After their mother's death, the sisters next suffered the death in 1844 of their half-sister Mary Jane Ellis LaRoche (who appeared to have suffered from post-partum depression and lingering mental illness for several years) and later their half-brother Thomas Ellis. After Eleanor died of yellow fever in 1849, Warfield ceased writing for several years, as she was stricken with depression.

==Literary career==
In the 1830s, Catherine spent her summers in Natchez with her sister and recently relocated mother, who was staying with her son Thomas George Ellis, from her first marriage. In the 1840s, together the two sisters composed and refined the poetry which they later published through printers commissioned by their father. The sisters were encouraged in their work by other women in the literary community in Natchez.
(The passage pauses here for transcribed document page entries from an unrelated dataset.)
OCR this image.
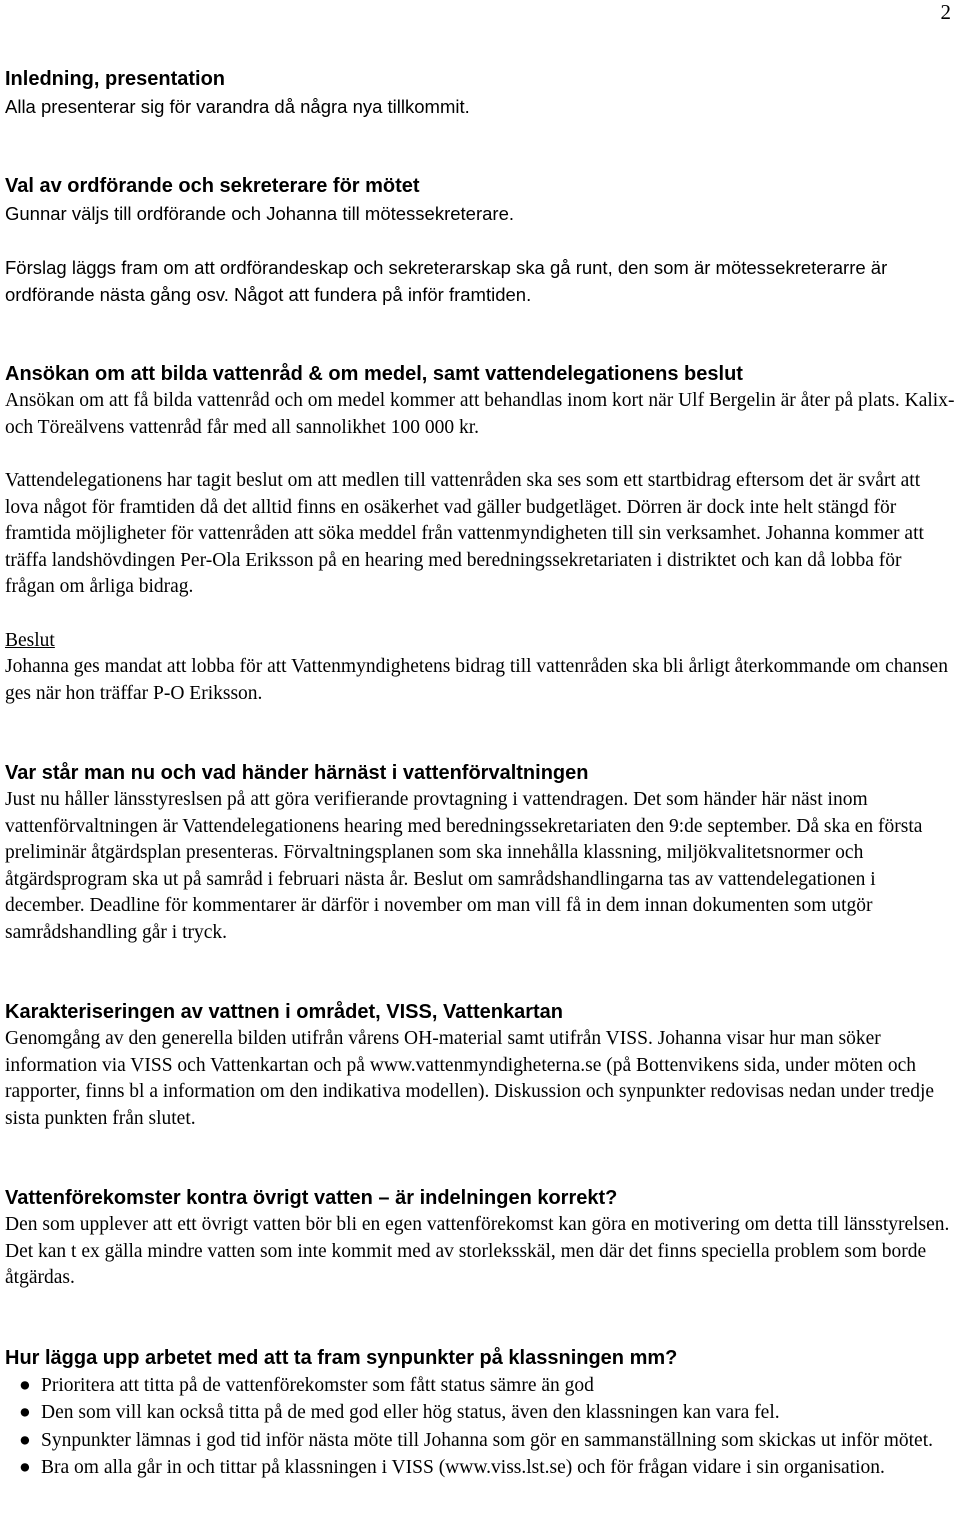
2
Inledning, presentation

Alla presenterar sig för varandra då några nya tillkommit.

Val av ordförande och sekreterare för mötet

Gunnar väljs till ordförande och Johanna till mötessekreterare.

Förslag läggs fram om att ordförandeskap och sekreterarskap ska gå runt, den som är mötessekreterarre är ordförande nästa gång osv. Något att fundera på inför framtiden.

Ansökan om att bilda vattenråd & om medel, samt vattendelegationens beslut

Ansökan om att få bilda vattenråd och om medel kommer att behandlas inom kort när Ulf Bergelin är åter på plats. Kalix- och Töreälvens vattenråd får med all sannolikhet 100 000 kr.

Vattendelegationens har tagit beslut om att medlen till vattenråden ska ses som ett startbidrag eftersom det är svårt att lova något för framtiden då det alltid finns en osäkerhet vad gäller budgetläget. Dörren är dock inte helt stängd för framtida möjligheter för vattenråden att söka meddel från vattenmyndigheten till sin verksamhet. Johanna kommer att träffa landshövdingen Per-Ola Eriksson på en hearing med beredningssekretariaten i distriktet och kan då lobba för frågan om årliga bidrag.

Beslut

Johanna ges mandat att lobba för att Vattenmyndighetens bidrag till vattenråden ska bli årligt återkommande om chansen ges när hon träffar P-O Eriksson.

Var står man nu och vad händer härnäst i vattenförvaltningen

Just nu håller länsstyreslsen på att göra verifierande provtagning i vattendragen. Det som händer här näst inom vattenförvaltningen är Vattendelegationens hearing med beredningssekretariaten den 9:de september. Då ska en första preliminär åtgärdsplan presenteras. Förvaltningsplanen som ska innehålla klassning, miljökvalitetsnormer och åtgärdsprogram ska ut på samråd i februari nästa år. Beslut om samrådshandlingarna tas av vattendelegationen i december. Deadline för kommentarer är därför i november om man vill få in dem innan dokumenten som utgör samrådshandling går i tryck.

Karakteriseringen av vattnen i området, VISS, Vattenkartan

Genomgång av den generella bilden utifrån vårens OH-material samt utifrån VISS. Johanna visar hur man söker information via VISS och Vattenkartan och på www.vattenmyndigheterna.se (på Bottenvikens sida, under möten och rapporter, finns bl a information om den indikativa modellen). Diskussion och synpunkter redovisas nedan under tredje sista punkten från slutet.

Vattenförekomster kontra övrigt vatten – är indelningen korrekt?

Den som upplever att ett övrigt vatten bör bli en egen vattenförekomst kan göra en motivering om detta till länsstyrelsen. Det kan t ex gälla mindre vatten som inte kommit med av storleksskäl, men där det finns speciella problem som borde åtgärdas.

Hur lägga upp arbetet med att ta fram synpunkter på klassningen mm?
● Prioritera att titta på de vattenförekomster som fått status sämre än god
● Den som vill kan också titta på de med god eller hög status, även den klassningen kan vara fel.
● Synpunkter lämnas i god tid inför nästa möte till Johanna som gör en sammanställning som skickas ut inför mötet.
● Bra om alla går in och tittar på klassningen i VISS (www.viss.lst.se) och för frågan vidare i sin organisation.
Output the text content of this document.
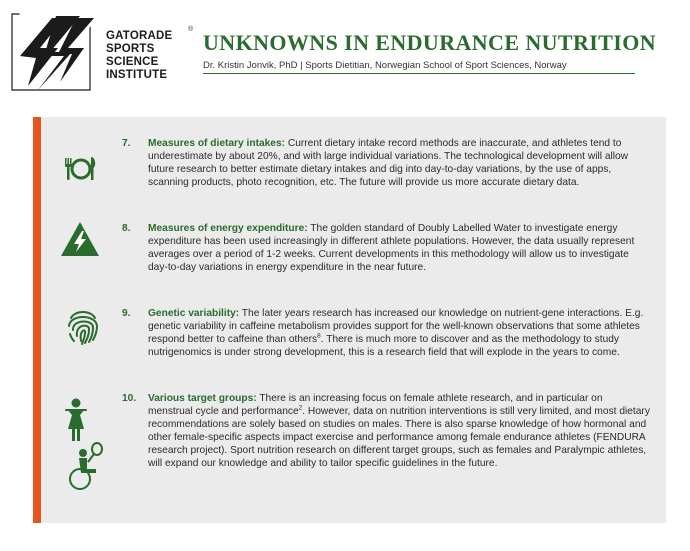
GATORADE
SPORTS
SCIENCE
INSTITUTE
®
UNKNOWNS IN ENDURANCE NUTRITION
Dr. Kristin Jonvik, PhD | Sports Dietitian, Norwegian School of Sport Sciences, Norway
7. Measures of dietary intakes: Current dietary intake record methods are inaccurate, and athletes tend to underestimate by about 20%, and with large individual variations. The technological development will allow future research to better estimate dietary intakes and dig into day-to-day variations, by the use of apps, scanning products, photo recognition, etc. The future will provide us more accurate dietary data.
8. Measures of energy expenditure: The golden standard of Doubly Labelled Water to investigate energy expenditure has been used increasingly in different athlete populations. However, the data usually represent averages over a period of 1-2 weeks. Current developments in this methodology will allow us to investigate day-to-day variations in energy expenditure in the near future.
9. Genetic variability: The later years research has increased our knowledge on nutrient-gene interactions. E.g. genetic variability in caffeine metabolism provides support for the well-known observations that some athletes respond better to caffeine than others$^8$. There is much more to discover and as the methodology to study nutrigenomics is under strong development, this is a research field that will explode in the years to come.
10. Various target groups: There is an increasing focus on female athlete research, and in particular on menstrual cycle and performance$^2$. However, data on nutrition interventions is still very limited, and most dietary recommendations are solely based on studies on males. There is also sparse knowledge of how hormonal and other female-specific aspects impact exercise and performance among female endurance athletes (FENDURA research project). Sport nutrition research on different target groups, such as females and Paralympic athletes, will expand our knowledge and ability to tailor specific guidelines in the future.
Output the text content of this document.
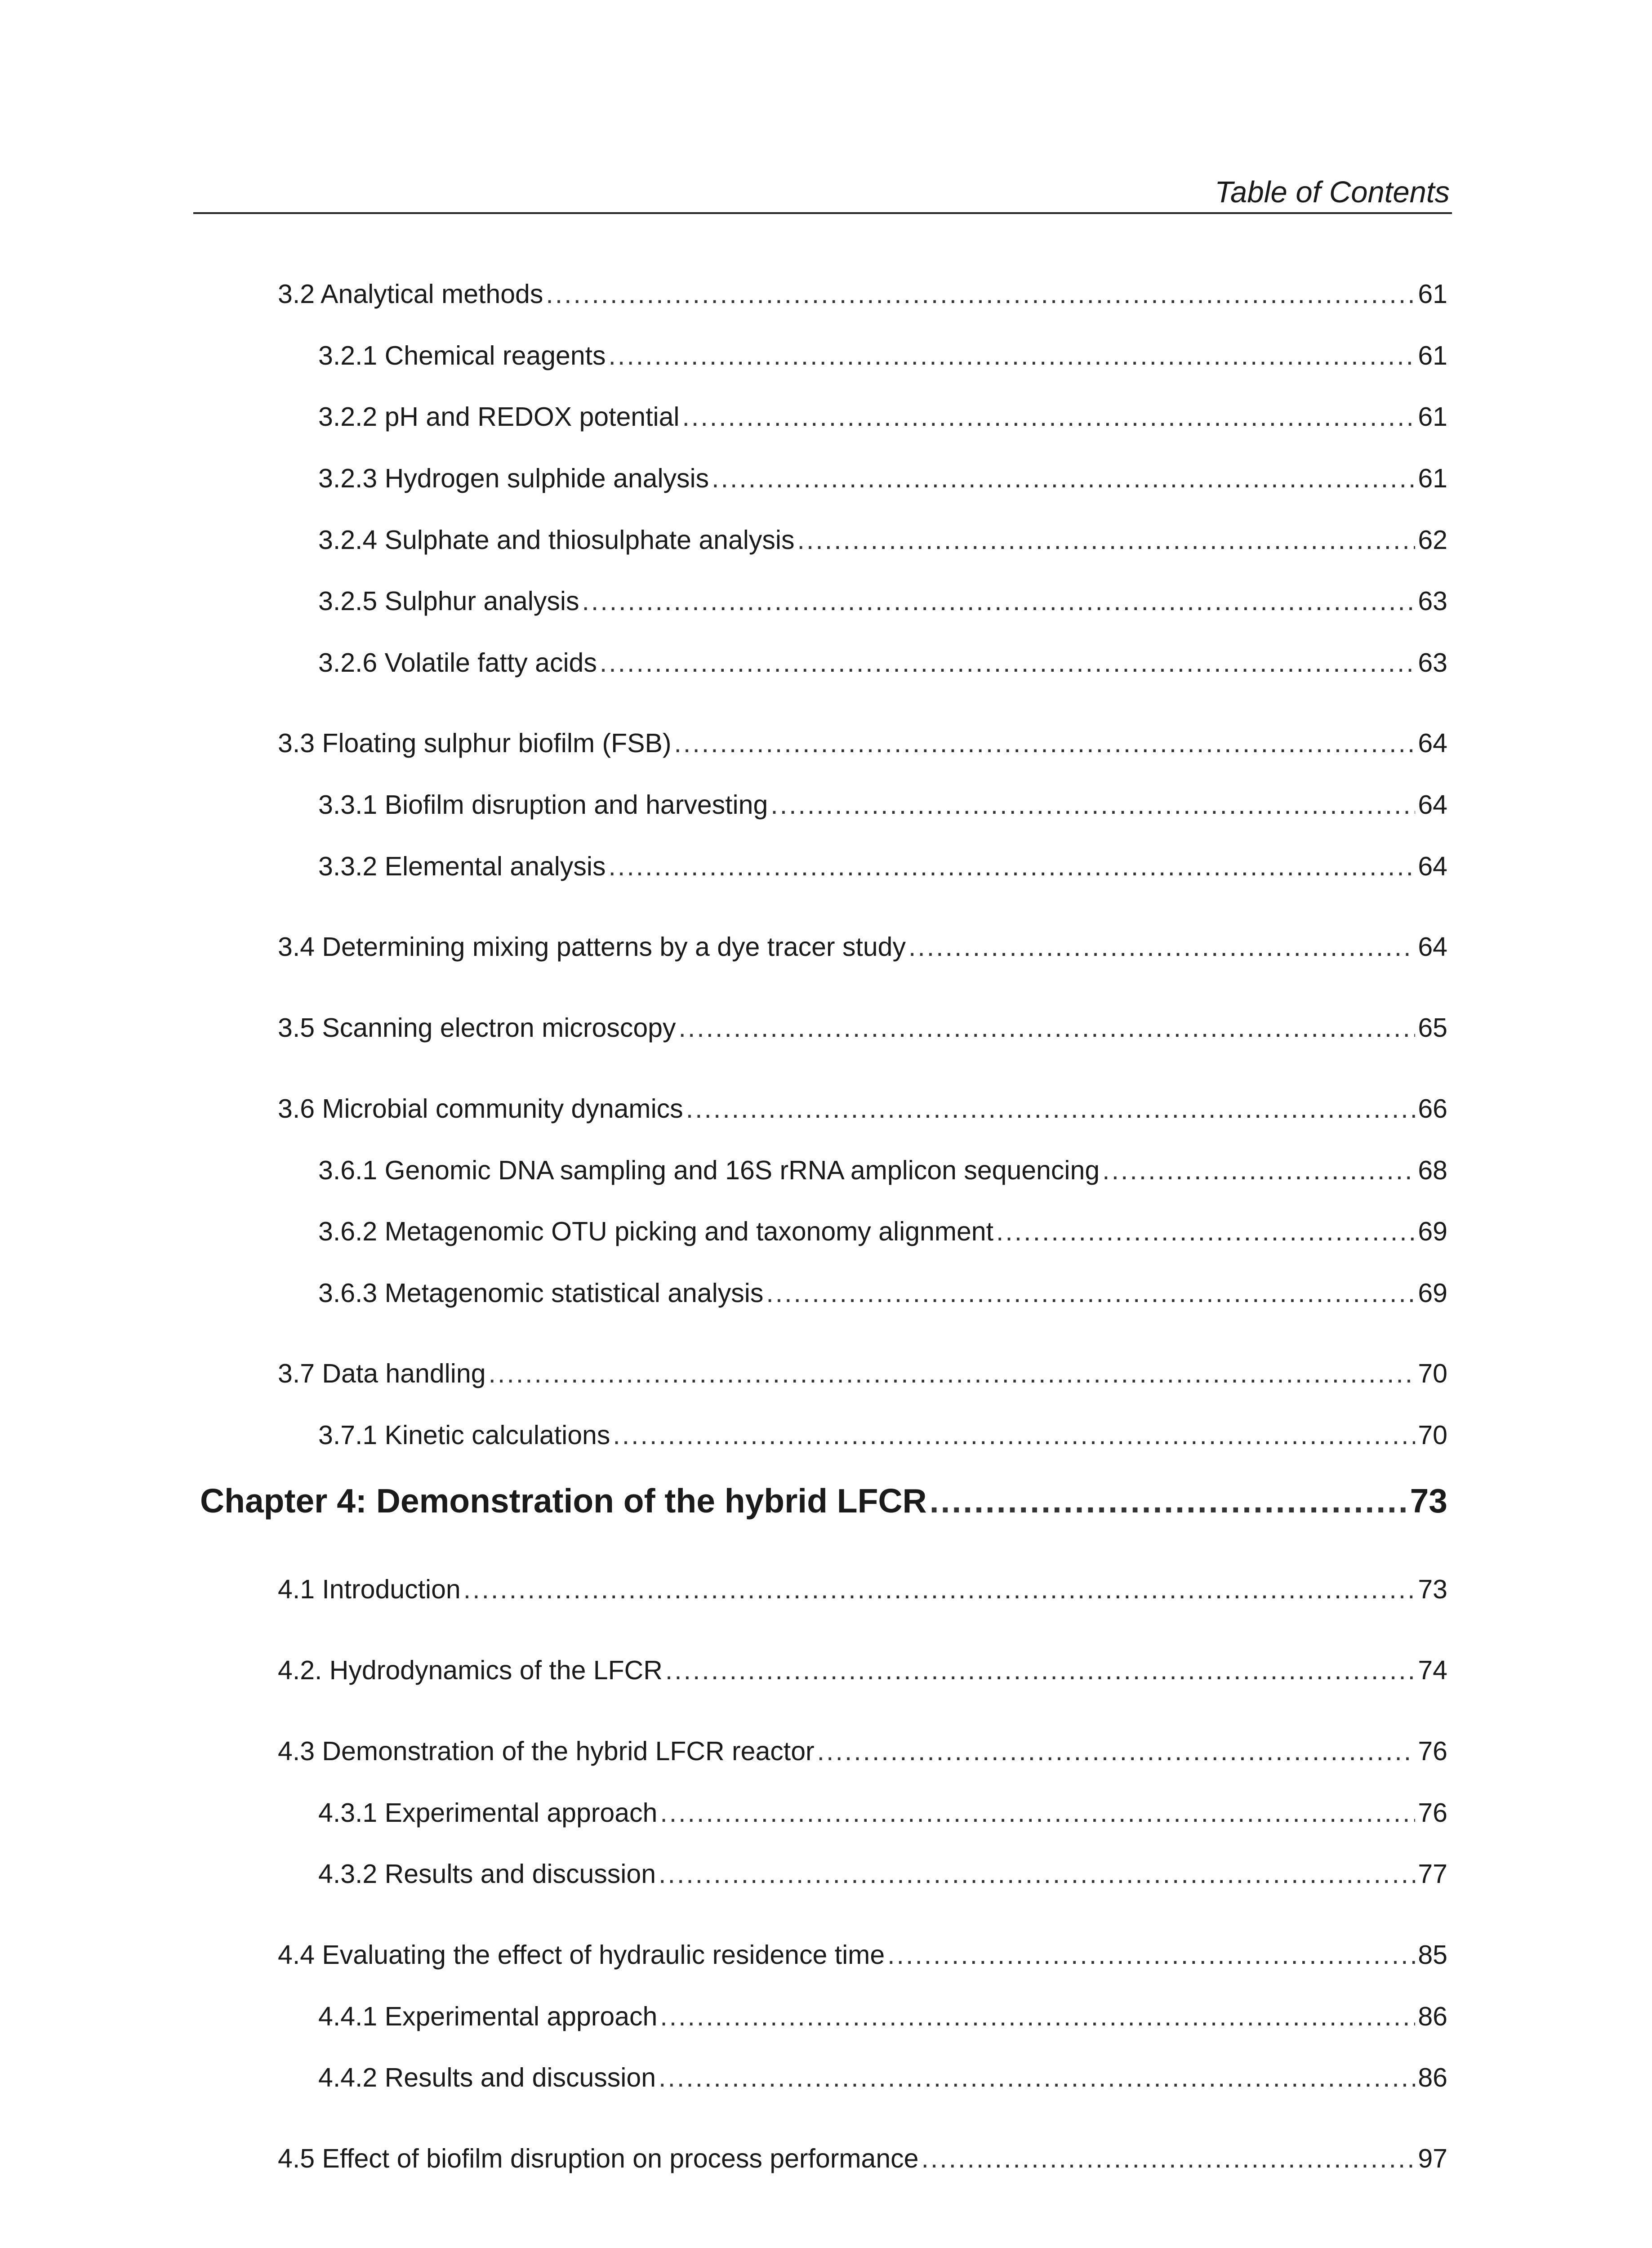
Table of Contents
3.2 Analytical methods .....	61
3.2.1 Chemical reagents .....	61
3.2.2 pH and REDOX potential .....	61
3.2.3 Hydrogen sulphide analysis .....	61
3.2.4 Sulphate and thiosulphate analysis .....	62
3.2.5 Sulphur analysis .....	63
3.2.6 Volatile fatty acids .....	63
3.3 Floating sulphur biofilm (FSB) .....	64
3.3.1 Biofilm disruption and harvesting .....	64
3.3.2 Elemental analysis .....	64
3.4 Determining mixing patterns by a dye tracer study .....	64
3.5 Scanning electron microscopy .....	65
3.6 Microbial community dynamics .....	66
3.6.1 Genomic DNA sampling and 16S rRNA amplicon sequencing .....	68
3.6.2 Metagenomic OTU picking and taxonomy alignment .....	69
3.6.3 Metagenomic statistical analysis .....	69
3.7 Data handling .....	70
3.7.1 Kinetic calculations .....	70
Chapter 4: Demonstration of the hybrid LFCR .....	73
4.1 Introduction .....	73
4.2. Hydrodynamics of the LFCR .....	74
4.3 Demonstration of the hybrid LFCR reactor .....	76
4.3.1 Experimental approach .....	76
4.3.2 Results and discussion .....	77
4.4 Evaluating the effect of hydraulic residence time .....	85
4.4.1 Experimental approach .....	86
4.4.2 Results and discussion .....	86
4.5 Effect of biofilm disruption on process performance .....	97
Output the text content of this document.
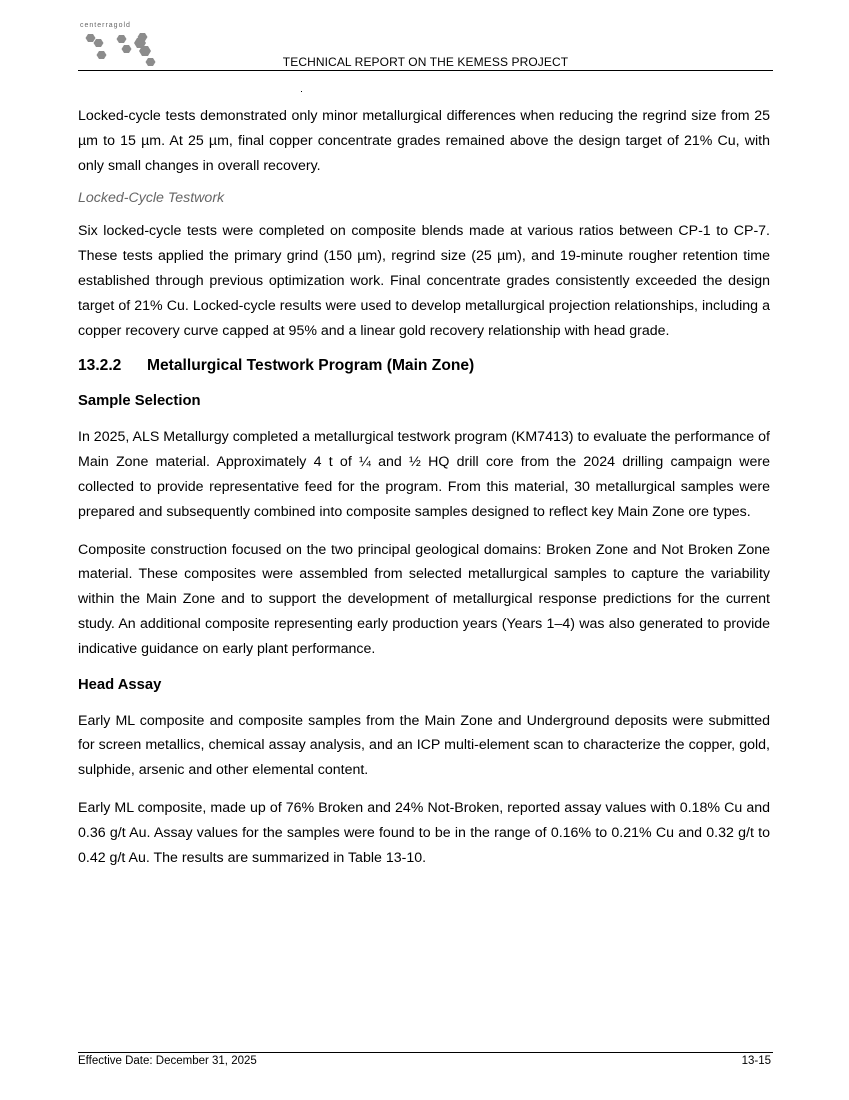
centerragold
TECHNICAL REPORT ON THE KEMESS PROJECT

Locked-cycle tests demonstrated only minor metallurgical differences when reducing the regrind size from 25 µm to 15 µm. At 25 µm, final copper concentrate grades remained above the design target of 21% Cu, with only small changes in overall recovery.

Locked-Cycle Testwork

Six locked-cycle tests were completed on composite blends made at various ratios between CP-1 to CP-7. These tests applied the primary grind (150 µm), regrind size (25 µm), and 19-minute rougher retention time established through previous optimization work. Final concentrate grades consistently exceeded the design target of 21% Cu. Locked-cycle results were used to develop metallurgical projection relationships, including a copper recovery curve capped at 95% and a linear gold recovery relationship with head grade.

13.2.2 Metallurgical Testwork Program (Main Zone)
Sample Selection

In 2025, ALS Metallurgy completed a metallurgical testwork program (KM7413) to evaluate the performance of Main Zone material. Approximately 4 t of ¼ and ½ HQ drill core from the 2024 drilling campaign were collected to provide representative feed for the program. From this material, 30 metallurgical samples were prepared and subsequently combined into composite samples designed to reflect key Main Zone ore types.

Composite construction focused on the two principal geological domains: Broken Zone and Not Broken Zone material. These composites were assembled from selected metallurgical samples to capture the variability within the Main Zone and to support the development of metallurgical response predictions for the current study. An additional composite representing early production years (Years 1–4) was also generated to provide indicative guidance on early plant performance.

Head Assay

Early ML composite and composite samples from the Main Zone and Underground deposits were submitted for screen metallics, chemical assay analysis, and an ICP multi-element scan to characterize the copper, gold, sulphide, arsenic and other elemental content.

Early ML composite, made up of 76% Broken and 24% Not-Broken, reported assay values with 0.18% Cu and 0.36 g/t Au. Assay values for the samples were found to be in the range of 0.16% to 0.21% Cu and 0.32 g/t to 0.42 g/t Au. The results are summarized in Table 13-10.

Effective Date: December 31, 2025	13-15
In the mid-1850s, Catherine was encouraged to start writing again by her niece Sarah Ellis, already a successful novelist. In 1860, Warfield published anonymously as "A Southern Lady," The Household of Bouverie, a gothic fiction in two volumes. It achieved great popular success. The story tells of a young orphan who comes from England to live with her grandmother in America. The young woman encounters her grandfather Erastus Bouverie, long presumed dead, living in secret on the second floor. He has become a reclusive mad man attempting to create a youth-restoring potion. The story deals with their relationship, and the unfolding narrative of a dark and torrid family history. Warfield was praised as "Shakespearean," and one contemporary writer said, "Of living female authors, we can openly class Mrs. Warfield with George Sand and George Eliot." The novel met with strong reception.

After the Civil War, Warfield published eight more novels, all under her own name. The two most popular were Ferne Fleming (1877) and its sequel The Cardinal's Daughter (1877); however, no work gained the same degree of success as her first novel.

She died in 1877.

Walker Percy's novel Lancelot bears a resemblance to The Household of Bouverie. Despite Walker's disclaimer, Percy biographer Bertram Wyatt-Brown believes that he based the novel, so different from his others, on his predecessor's work.

==Works==
- A Double Wedding / How She Was Won
- The Cardinal's Daughter
- Ferne Fleming
- The Household Of Bouverie / The Elixir Of Gold

==Sources==
- Wyatt-Brown, Bertram. The House of Percy: Honor, Melancholy and Imagination in a Southern Family. New York & Oxford: Oxford University Press, 1994.
- Wyatt-Brown, Bertram. The Literary Percys: Family History, Gender, & the Southern Imagination. Athens & London: University of Georgia Press, 1994.